Karachi had made it hard for themselves by losing five wickets for 103 by the end of the 15th over, three of them to run-outs. With the asking rate hovering over twelve for the last four overs, it increasingly appeared that the only thing standing between Karachi and elimination was the burly figure of Keiron Pollard. He hit at least one boundary in each of the last four overs, ensuring that even though the required rate was steep, it did not become insurmountable. Imad played a diligent hand, ensuring Pollard got as much of the strike as possible. The partnership kept Karachi in the game even when 10 required off the last two balls. The hapless Aamer Yamin slightly missed his yorker in both deliveries on both of them.

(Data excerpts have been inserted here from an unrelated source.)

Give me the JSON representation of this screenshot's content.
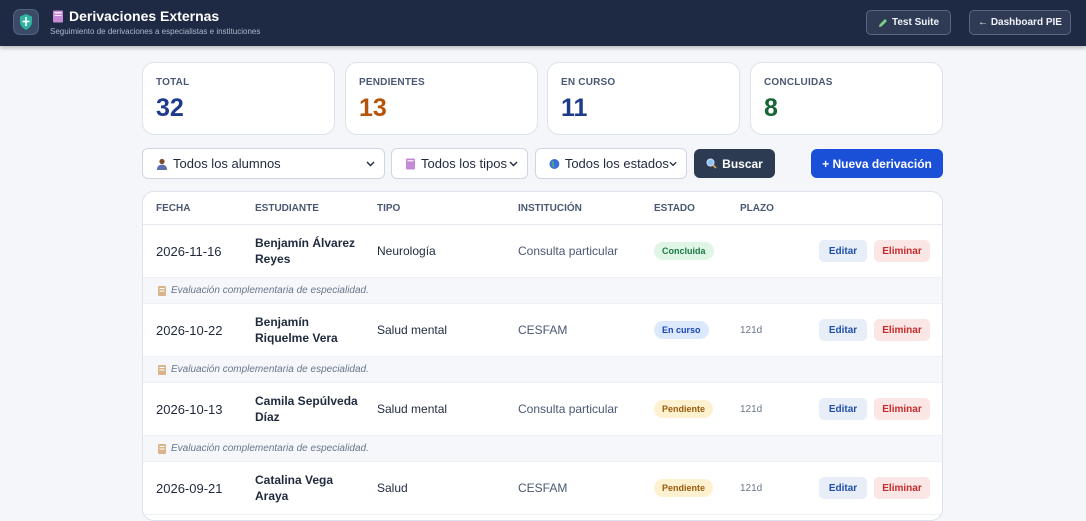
{
  "header": {
    "title": "Derivaciones Externas",
    "subtitle": "Seguimiento de derivaciones a especialistas e instituciones",
    "test_suite_label": "Test Suite",
    "dashboard_label": "← Dashboard PIE"
  },
  "stats": [
    {
      "label": "TOTAL",
      "value": "32",
      "color": "#1e3a8a"
    },
    {
      "label": "PENDIENTES",
      "value": "13",
      "color": "#b45309"
    },
    {
      "label": "EN CURSO",
      "value": "11",
      "color": "#1e3a8a"
    },
    {
      "label": "CONCLUIDAS",
      "value": "8",
      "color": "#166534"
    }
  ],
  "filters": {
    "alumnos": "Todos los alumnos",
    "tipos": "Todos los tipos",
    "estados": "Todos los estados",
    "buscar": "Buscar",
    "nueva": "+ Nueva derivación"
  },
  "table": {
    "headers": [
      "FECHA",
      "ESTUDIANTE",
      "TIPO",
      "INSTITUCIÓN",
      "ESTADO",
      "PLAZO"
    ],
    "rows": [
      {
        "fecha": "2026-11-16",
        "estudiante": "Benjamín Álvarez Reyes",
        "tipo": "Neurología",
        "institucion": "Consulta particular",
        "estado": "Concluida",
        "plazo": "",
        "nota": "Evaluación complementaria de especialidad."
      },
      {
        "fecha": "2026-10-22",
        "estudiante": "Benjamín Riquelme Vera",
        "tipo": "Salud mental",
        "institucion": "CESFAM",
        "estado": "En curso",
        "plazo": "121d",
        "nota": "Evaluación complementaria de especialidad."
      },
      {
        "fecha": "2026-10-13",
        "estudiante": "Camila Sepúlveda Díaz",
        "tipo": "Salud mental",
        "institucion": "Consulta particular",
        "estado": "Pendiente",
        "plazo": "121d",
        "nota": "Evaluación complementaria de especialidad."
      },
      {
        "fecha": "2026-09-21",
        "estudiante": "Catalina Vega Araya",
        "tipo": "Salud",
        "institucion": "CESFAM",
        "estado": "Pendiente",
        "plazo": "121d",
        "nota": ""
      }
    ],
    "edit_label": "Editar",
    "delete_label": "Eliminar"
  },
  "icons": {
    "logo": "shield-icon",
    "title": "book-icon",
    "test_suite": "pencil-icon",
    "alumnos": "person-icon",
    "tipos": "book-icon",
    "estados": "globe-icon",
    "buscar": "search-icon",
    "nota": "clipboard-icon"
  }
}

If it wasn't for Pollard's late show, this game would likely have been remembered for McCullum's tactics in the field. He was unusual, at times downright funky, with his bowling selections. Fakhar Zaman was handed the ball for the 13th over with Babar Azam in good touch, and three balls later, the batsman holed out on the boundary. Two overs later, McCullum brought himself on, presumably for no other reason except to have someone to turn the ball away from the left-handed Imad. That over went for 13, and half an hour later, McCullum suddenly didn't look quite so clever.
Karachi pipped Lahore to fourth place, and, unless they lose by a massive margin to Islamabad United tomorrow, they will go through to the playoffs. Lahore, who have dropped down to fifth, are staring at the likelihood of first-round elimination for the second successive season.